The Brothers Kennedy: Jack, Robert, Edward by Kathleen Krull and Amy June Bates
The Brothers Kennedy: John, Robert, Edward by Kathleen Krull and Amy June Bates is 40 pages and a nice introduction to the Kennedy’s for the older picture book set. I’m not sure why Joe isn’t in the title since he gets his own section and is part of the storytelling (this bothers me more than it should). The book isn’t perfect but it does explain each of the four brothers and what they believed in. It really gave me the opportunity to expand on the book with more information as we read. When each brother died it showed the rest mourning, counting down until there was only Teddy (Edward). So, its not your light, upbeat kids book, you could feel the tragedies this family suffered as its 3 oldest sons were killed.
Who Was P.T. Barnum? by Kirsten Anderson
Barnum was a prankster and always ready to exchange truth for a great story. He was born with privilege since his grandfather was a important man able to provide Taylor (PT) with his first businesses. And there were many before he finally found his true calling.
This book was fun and full of Barnum’s biggest successes and failures. It was also interesting to learn a little more about his political life in his later years. A good, quickish read for anyone who loved the movie.
You Are Not Alone by Greer Hendricks and Sarah Pekkanen
It was a cross between Mean Girls and Strangers on a Train. I like psychological thrillers, but this one failed to grab me. Shay was a sympathetic character, mostly, but the reveal at the end didn’t really wow enough for me to love it.

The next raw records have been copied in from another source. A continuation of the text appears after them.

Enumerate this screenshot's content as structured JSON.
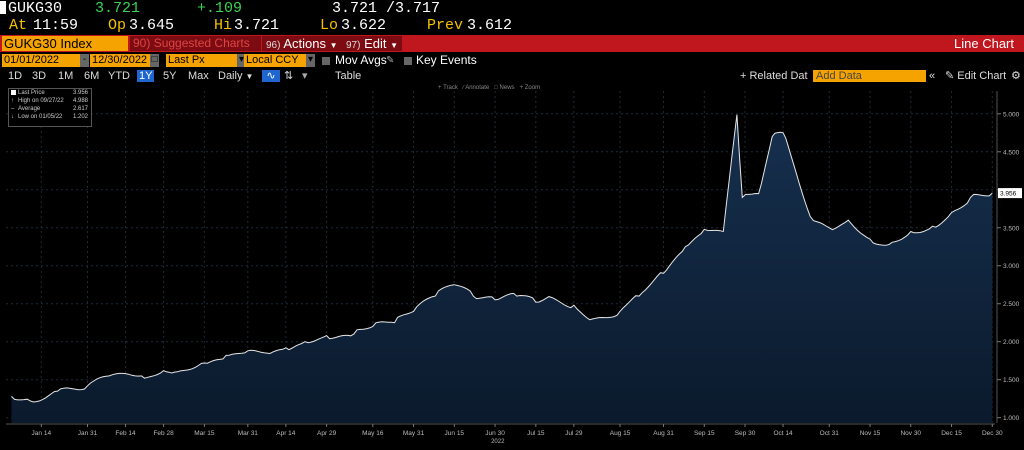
{
  "quote": {
    "ticker": "GUKG30",
    "last": "3.721",
    "change": "+.109",
    "bid_ask": "3.721 /3.717",
    "at_label": "At",
    "at_time": "11:59",
    "op_label": "Op",
    "open": "3.645",
    "hi_label": "Hi",
    "high": "3.721",
    "lo_label": "Lo",
    "low": "3.622",
    "prev_label": "Prev",
    "prev": "3.612"
  },
  "title_bar": {
    "security": "GUKG30 Index",
    "suggested_num": "90",
    "suggested_label": "Suggested Charts",
    "actions_num": "96)",
    "actions_label": "Actions",
    "edit_num": "97)",
    "edit_label": "Edit",
    "chart_title": "Line Chart"
  },
  "controls": {
    "start_date": "01/01/2022",
    "end_date": "12/30/2022",
    "field": "Last Px",
    "currency": "Local CCY",
    "mov_avgs": "Mov Avgs",
    "key_events": "Key Events"
  },
  "ranges": {
    "items": [
      "1D",
      "3D",
      "1M",
      "6M",
      "YTD",
      "1Y",
      "5Y",
      "Max"
    ],
    "selected": "1Y",
    "period": "Daily",
    "table": "Table",
    "related": "+ Related Dat",
    "add_data_placeholder": "Add Data",
    "edit_chart": "Edit Chart"
  },
  "chart_tools": {
    "track": "Track",
    "annotate": "Annotate",
    "news": "News",
    "zoom": "Zoom"
  },
  "legend": [
    {
      "label": "Last Price",
      "value": "3.956",
      "color": "#ffffff"
    },
    {
      "label": "High on 09/27/22",
      "value": "4.988",
      "color": "#000000"
    },
    {
      "label": "Average",
      "value": "2.617",
      "color": "#000000"
    },
    {
      "label": "Low on 01/05/22",
      "value": "1.202",
      "color": "#000000"
    }
  ],
  "chart_data": {
    "type": "area",
    "series": [
      {
        "name": "Last Price"
      }
    ],
    "x_ticks": [
      "Jan 14",
      "Jan 31",
      "Feb 14",
      "Feb 28",
      "Mar 15",
      "Mar 31",
      "Apr 14",
      "Apr 29",
      "May 16",
      "May 31",
      "Jun 15",
      "Jun 30",
      "Jul 15",
      "Jul 29",
      "Aug 15",
      "Aug 31",
      "Sep 15",
      "Sep 30",
      "Oct 14",
      "Oct 31",
      "Nov 15",
      "Nov 30",
      "Dec 15",
      "Dec 30"
    ],
    "x_year": "2022",
    "y_ticks": [
      "1.000",
      "1.500",
      "2.000",
      "2.500",
      "3.000",
      "3.500",
      "4.000",
      "4.500",
      "5.000"
    ],
    "ylim": [
      0.93,
      5.3
    ],
    "last_value_label": "3.956",
    "x": [
      "2022-01-03",
      "2022-01-10",
      "2022-01-20",
      "2022-01-31",
      "2022-02-08",
      "2022-02-14",
      "2022-02-21",
      "2022-02-28",
      "2022-03-04",
      "2022-03-15",
      "2022-03-23",
      "2022-03-31",
      "2022-04-07",
      "2022-04-14",
      "2022-04-21",
      "2022-04-29",
      "2022-05-09",
      "2022-05-16",
      "2022-05-24",
      "2022-05-31",
      "2022-06-08",
      "2022-06-15",
      "2022-06-22",
      "2022-06-30",
      "2022-07-08",
      "2022-07-15",
      "2022-07-21",
      "2022-07-29",
      "2022-08-05",
      "2022-08-15",
      "2022-08-22",
      "2022-08-31",
      "2022-09-08",
      "2022-09-15",
      "2022-09-22",
      "2022-09-27",
      "2022-09-29",
      "2022-10-05",
      "2022-10-10",
      "2022-10-14",
      "2022-10-19",
      "2022-10-24",
      "2022-10-31",
      "2022-11-07",
      "2022-11-15",
      "2022-11-22",
      "2022-11-30",
      "2022-12-08",
      "2022-12-15",
      "2022-12-22",
      "2022-12-30"
    ],
    "values": [
      1.28,
      1.22,
      1.35,
      1.42,
      1.55,
      1.58,
      1.52,
      1.62,
      1.6,
      1.72,
      1.82,
      1.88,
      1.85,
      1.92,
      2.0,
      2.08,
      2.1,
      2.2,
      2.25,
      2.4,
      2.6,
      2.75,
      2.6,
      2.55,
      2.6,
      2.52,
      2.58,
      2.48,
      2.3,
      2.4,
      2.6,
      2.9,
      3.25,
      3.48,
      3.45,
      4.988,
      3.9,
      3.95,
      4.7,
      4.75,
      4.2,
      3.65,
      3.5,
      3.6,
      3.35,
      3.28,
      3.45,
      3.52,
      3.7,
      3.9,
      3.956
    ]
  }
}
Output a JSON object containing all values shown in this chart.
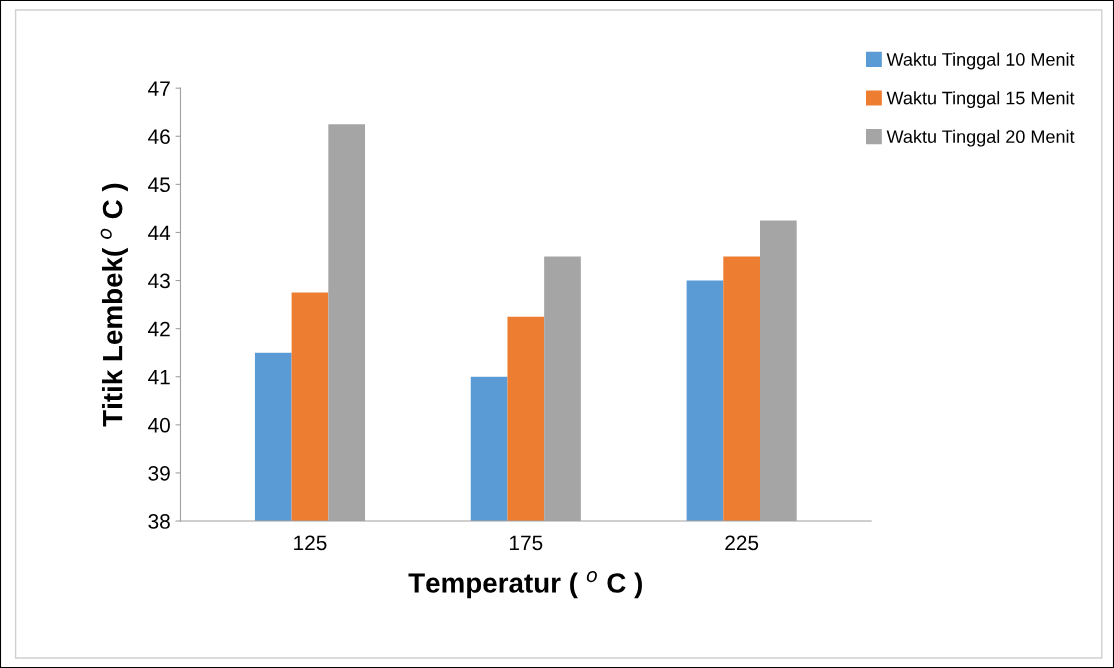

Henry and the Huckeberries: A Visit with Mr. Thoreau at Walden Pond by Sally Sanford and Ilse Plume
he author calls this story reality fiction. It’s based on an actual documented huckleberry party. Thoreau is joined by three children, two of them based on children who wrote about their experiences later and one based on Ralph Waldo Emerson’s son. Thoreau and Emerson helped me fall in love with transcendental writing so I love that these characters and story were based on real people and event.
The story might be a little slow for smaller kids but older elementary kids will get something out of it, especially the nature lovers! And the illustrations were perfect.